# FedSim
FedSim is a **coupled vertical federated learning framework** that boosts the training with record similarities.


## Requirements
1. Install conda 4.14 following https://www.anaconda.com/products/distribution
2. Clone this repo by
```bash
$ git clone https://github.com/JerryLife/FedSim.git
```
3. Create environment (named `fedsim`) and install required basic modules.
```bash
$ conda env create -f environment.yml
$ conda activate fedsim
```
4. Install `torch` and `torchvision` according to your cuda version with `pip`. For RTX 3090, we installed `torch==1.8.2` and `torchvision==0.9.2` as below.
```bash
(fedsim) $ pip3 install torch==1.8.2 torchvision==0.9.2 --extra-index-url https://download.pytorch.org/whl/lts/1.8/cu111
``` 
5. Ensure all the required folders are created (which should exist upon git clone).
```bash
(fedsim) $ mkdir -p runs ckp log cache
```
## Datasets
In this repo, due to the size limit, we include two datasets `house` and `game` in the `data/` folder.
```
data
├── beijing 				(house)
│   ├── airbnb_clean.csv	(Secondary)
│   └── house_clean.csv		(Primary)
└── hdb						(hdb)
    ├── hdb_clean.csv		(Primary)
    └── school_clean.csv	(Secondary)
```
## Linkage and Training
The linkage and training of each dataset is combined in a single script.
### FedSim without adding noise
The scripts without adding noise are located under `src/` in the format of `src/train_<dataset>_<algorithm>.py`. You can run each script by

```bash
$ python src/train_<dataset>_<algorithm>.py [-g gpu_index] [-p perturbed_noise_on_similarity] [-k number_of_neighbors] [--mlp-merge] [-ds] [-dw]
```
> -g/--gpu: GPU index to run this script. If GPU of this index is not available, CPU will be used instead.
> -k/--top-k: Number of neighbors to extract from possible matches, which should be less than the value of "knn_k". ($K$ in the paper)
> -p/--leak-p: The probability of leakage of bloom filters. ($\tau$ in the paper)
> --mlp-merge: whether to replace CNN merge model with MLP merge model
> -ds/--disable-sort: whether to distable the sort gate
> -dw/--disable-weight: whether to disable the weight gate

Taking house dataset dataset as an example:
```bash
$ python src/train_beijing_fedsim.py -g 1 -p 1e0 -k 5 -ds
```
runs FedSim on house dataset with $\tau=1$ (no added noise), $K=5$, merging with CNN, disabling sort gate, enabling weight gate.

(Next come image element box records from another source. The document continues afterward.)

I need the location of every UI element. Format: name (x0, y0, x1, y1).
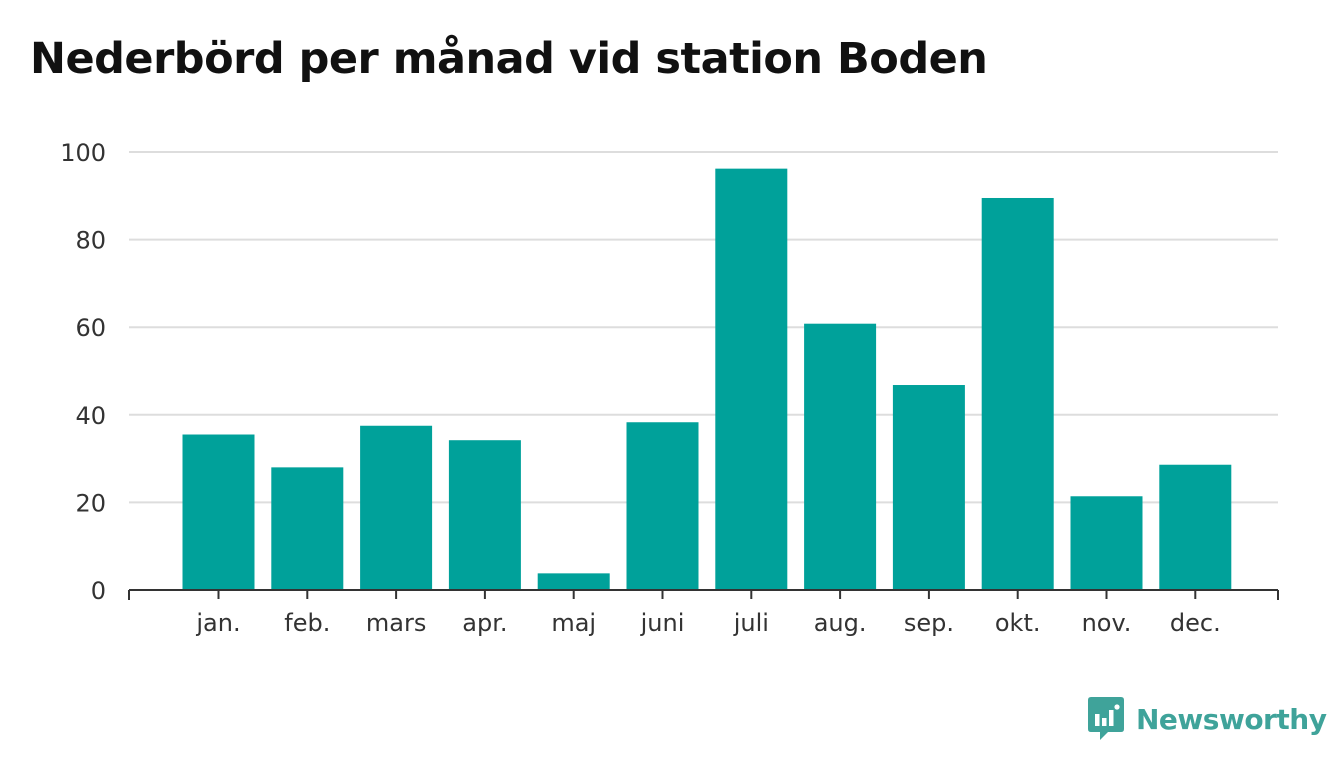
chart-title: Nederbörd per månad vid station Boden (30, 34, 988, 84)
y-tick-label: 80 (75, 227, 106, 255)
bar-feb (271, 467, 344, 590)
x-tick-label: sep. (904, 609, 954, 637)
x-tick-label: juli (733, 609, 769, 637)
gridlines (129, 151, 1278, 504)
newsworthy-logo-icon (1088, 697, 1124, 740)
bar-aug (804, 323, 877, 590)
x-tick-label: apr. (462, 609, 507, 637)
newsworthy-logo: Newsworthy (1088, 697, 1327, 741)
bar-dec (1159, 464, 1232, 590)
y-tick-label: 100 (60, 139, 106, 167)
bar-apr (448, 440, 521, 590)
y-tick-label: 20 (75, 489, 106, 517)
bar-nov (1070, 496, 1143, 590)
y-axis-ticks: 0 20 40 60 80 100 (60, 139, 106, 605)
bar-juli (715, 168, 788, 591)
y-tick-label: 40 (75, 402, 106, 430)
x-tick-label: juni (640, 609, 685, 637)
x-tick-label: maj (551, 609, 596, 637)
x-tick-label: nov. (1082, 609, 1132, 637)
x-tick-label: aug. (814, 609, 867, 637)
bar-maj (537, 573, 610, 590)
bar-jan (182, 434, 255, 590)
x-tick-label: mars (366, 609, 426, 637)
x-tick-label: jan. (195, 609, 240, 637)
y-tick-label: 60 (75, 314, 106, 342)
bar-juni (626, 422, 699, 590)
x-axis-ticks: jan. feb. mars apr. maj juni juli aug. sep. okt. n… (195, 590, 1221, 637)
brand-name: Newsworthy (1136, 702, 1327, 736)
y-tick-label: 0 (91, 577, 106, 605)
x-axis (128, 589, 1279, 600)
x-tick-label: okt. (995, 609, 1041, 637)
x-tick-label: feb. (284, 609, 330, 637)
bars (182, 168, 1232, 591)
bar-mars (360, 425, 433, 590)
x-tick-label: dec. (1170, 609, 1221, 637)
bar-sep (892, 385, 965, 590)
bar-okt (981, 197, 1054, 591)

### FedSim with noise added
The scripts with adding noise are located in `src/priv_scripts` in the same format as the scripts without noise. The only difference are some hyperparamter settings. You may run these scripts by similar command. For example,
```bash
$ python src/train_beijing_fedsim.py -g 1 -p 1e-2 -k 5 -ds
```
runs FedSim on house dataset with noise satisfying $\tau=1$ added, $K=5$, merging with CNN, disabling sort gate, enabling weight gate.

## Citation
> Wu, Zhaomin, Qinbin, Li, Bingsheng, He, "A Coupled Design of Exploiting Record Similarity for Practical Vertical Federated Learning." Accepted in _Advances in Neural information processing systems_ (2022).